约 929 个字 64 行代码 3 张图片 预计阅读时间 4 分钟

判断题

R1-1 In the master method, we define \(T(N)\) in the recursive form \(T(N) = aT(N/b) + f(N)\). It means that the algorithm divides the problem into \(a\) parts, with each part being \(\frac{1}{b}\) the size of the original. It costs \(f(N)\) to gather results from subproblems and to derive its own result.

  • T

  • F

R1-2 In a B+ tree, leaves and nonleaf nodes have some key values in common.

  • T

  • F

R1-3 For one operation, if its worst-case time bound is \(\Theta (log N)\), then its amortized time bound must be \(O(log N)\).

  • T

  • F

R1-4 In the 4-queens problem, (\(x_1\), \(x_2\), \(x_3\), \(x_4\)) correspond to the 4 queens' column indices. During backtracking, (1, 3, 4, ?) will be checked before (1, 4, 2, ?), and none of them has any solution in their branches.

  • T

  • F

R1-5 Precision is more important than recall when evaluating the cheating detection in Online Monitor System.

  • T

  • F

R1-6 In a red-black tree, an internal red node cannot be a node of degree 1.

  • T

  • F

R1-7 Given a connected graph \(G=(V,E)\). Let \(A\subseteq V\) be any subset of \(V\). If \((u,v)\in E\) is an minimum edge connecting \(A\) and \(V-A\), then there exists an minimum spanning tree \(T\) of \(G\) such that \((u,v)\in T\).

  • T

  • F

R1-8 While accessing a term stored in a B+ tree in an inverted file index, range searchings are expensive.

  • T

  • F

R1-9 If a problem can be solved by dynamic programming, it must be solved in polynomial time.

  • T

  • F

R1-10 Insert { 11, 2, 45, 3, 8, 4, -1, 10, 128, -34, 15, 63, 18, 24, 86 } into an initially empty binomial queue, the resulting roots are 86, 24, -34 and -1.

  • T

  • F

R1-11 All of the Zig, Zig-zig, and Zig-zag rotations not only move the accessed node to the root, but also roughly half the depth of most nodes on the path.

  • T

  • F

R1-12 With the same operations, the resulting leftist heap is always more balanced than the skew heap.

  • T

  • F

单选题

R2-1 If there are 14 nodes in an AVL tree, then the maximum depth of the tree is ____. The depth of an empty tree is defined to be 0.

  • A.3

  • B.5

  • C.4

  • D.6

R2-2 Delete the minimum number from the given leftist heap.

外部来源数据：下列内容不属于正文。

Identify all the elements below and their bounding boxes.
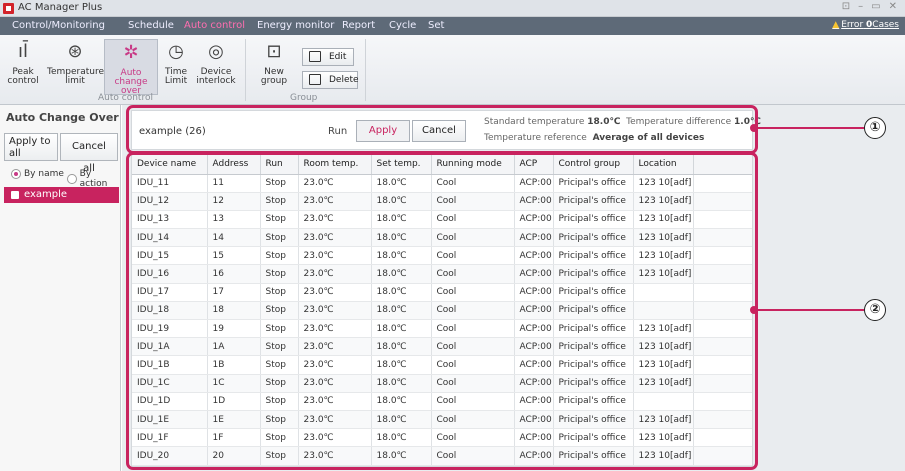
device-interlock-button[interactable]: ◎ Device interlock bbox=[196, 41, 236, 86]
delete-icon bbox=[309, 74, 321, 85]
group-group-label: Group bbox=[290, 93, 318, 103]
radio-indicator[interactable] bbox=[67, 174, 77, 184]
callout-frame-1 bbox=[126, 105, 758, 154]
edit-button[interactable]: Edit bbox=[302, 48, 354, 66]
radio-by-name[interactable]: By name bbox=[11, 169, 64, 179]
group-icon bbox=[11, 191, 19, 199]
minimize-icon[interactable]: – bbox=[858, 1, 863, 12]
menu-control-monitoring[interactable]: Control/Monitoring bbox=[12, 20, 105, 31]
menu-cycle[interactable]: Cycle bbox=[389, 20, 416, 31]
new-group-icon: ⊡ bbox=[266, 41, 282, 62]
sidebar: Auto Change Over Apply to all Cancel all … bbox=[0, 105, 121, 471]
interlock-icon: ◎ bbox=[208, 41, 224, 62]
callout-line-1 bbox=[756, 127, 864, 129]
auto-control-group-label: Auto control bbox=[98, 93, 153, 103]
main-menu: Control/Monitoring Schedule Auto control… bbox=[0, 17, 905, 35]
menu-report[interactable]: Report bbox=[342, 20, 375, 31]
sidebar-title: Auto Change Over bbox=[6, 111, 119, 124]
radio-indicator[interactable] bbox=[11, 169, 21, 179]
ribbon-toolbar: ıl̄ Peak control ⊛ Temperature limit ✲ A… bbox=[0, 35, 905, 105]
menu-set[interactable]: Set bbox=[428, 20, 444, 31]
callout-number-2: ② bbox=[864, 299, 886, 321]
warning-icon: ▲ bbox=[832, 20, 840, 30]
maximize-icon[interactable]: ▭ bbox=[871, 1, 880, 12]
clock-icon: ◷ bbox=[168, 41, 184, 62]
radio-by-action[interactable]: By action bbox=[67, 169, 120, 189]
title-bar: AC Manager Plus ⊡ – ▭ ✕ bbox=[0, 0, 905, 17]
peak-control-icon: ıl̄ bbox=[17, 41, 28, 62]
time-limit-button[interactable]: ◷ Time Limit bbox=[161, 41, 191, 86]
ribbon-separator bbox=[245, 39, 246, 101]
delete-button[interactable]: Delete bbox=[302, 71, 359, 89]
app-logo-icon bbox=[3, 3, 14, 14]
callout-number-1: ① bbox=[864, 117, 886, 139]
callout-frame-2 bbox=[126, 152, 758, 470]
menu-auto-control[interactable]: Auto control bbox=[184, 20, 245, 31]
menu-energy-monitor[interactable]: Energy monitor bbox=[257, 20, 334, 31]
peak-control-button[interactable]: ıl̄ Peak control bbox=[6, 41, 40, 86]
thermometer-icon: ⊛ bbox=[67, 41, 83, 62]
cancel-all-button[interactable]: Cancel all bbox=[60, 133, 118, 174]
edit-icon bbox=[309, 51, 321, 62]
restore-icon[interactable]: ⊡ bbox=[842, 1, 850, 12]
callout-line-2 bbox=[756, 309, 864, 311]
window-controls: ⊡ – ▭ ✕ bbox=[842, 1, 897, 12]
apply-to-all-button[interactable]: Apply to all bbox=[4, 133, 58, 161]
new-group-button[interactable]: ⊡ New group bbox=[251, 41, 297, 86]
ribbon-separator bbox=[365, 39, 366, 101]
window-title: AC Manager Plus bbox=[18, 2, 103, 13]
auto-change-over-button[interactable]: ✲ Auto change over bbox=[104, 39, 158, 96]
temperature-limit-button[interactable]: ⊛ Temperature limit bbox=[47, 41, 104, 86]
auto-change-over-icon: ✲ bbox=[123, 42, 139, 63]
close-icon[interactable]: ✕ bbox=[889, 1, 897, 12]
menu-schedule[interactable]: Schedule bbox=[128, 20, 174, 31]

Which one of the following statements is TRUE?

  • A.23 is the left child of 14

  • B.12 is the right child of 9

  • C.37 is the left child of 23

  • D.9 is NOT the root

R2-3 Consider eight characters with the following frequencies. (We normalize the frequencies so that they sum to 1.)

Symbol Frequency
A 0.11
B 0.11
C 0.11
D 0.11
E 0.14
F 0.14
G 0.14
H 0.14

What is the average encoding length of an optimal prefix code?

  • A.3

  • B.2.97

  • C.2.87

  • D.2.94

R2-4 Given the following game tree, the red node will be pruned with α-β pruning algorithm if and only if ___.

  • A.\(x\ge 50\)

  • B.\(x\le 65\)

  • C.\(65\le x\le 77\)

  • D.\(x\ge 77\)

R2-5 When it would be optimal to prefer Red-black trees over AVL trees?

  • A.when more search is needed

  • B.when tree must be balanced

  • C.when there are more insertions or deletions

  • D.when \(\log(n)\) time complexity is needed where \(n\) is the number of nodes

R2-6 For the result of accessing the keys 4 and 8 in order in the splay tree given in the figure, which one of the following statements is FALSE?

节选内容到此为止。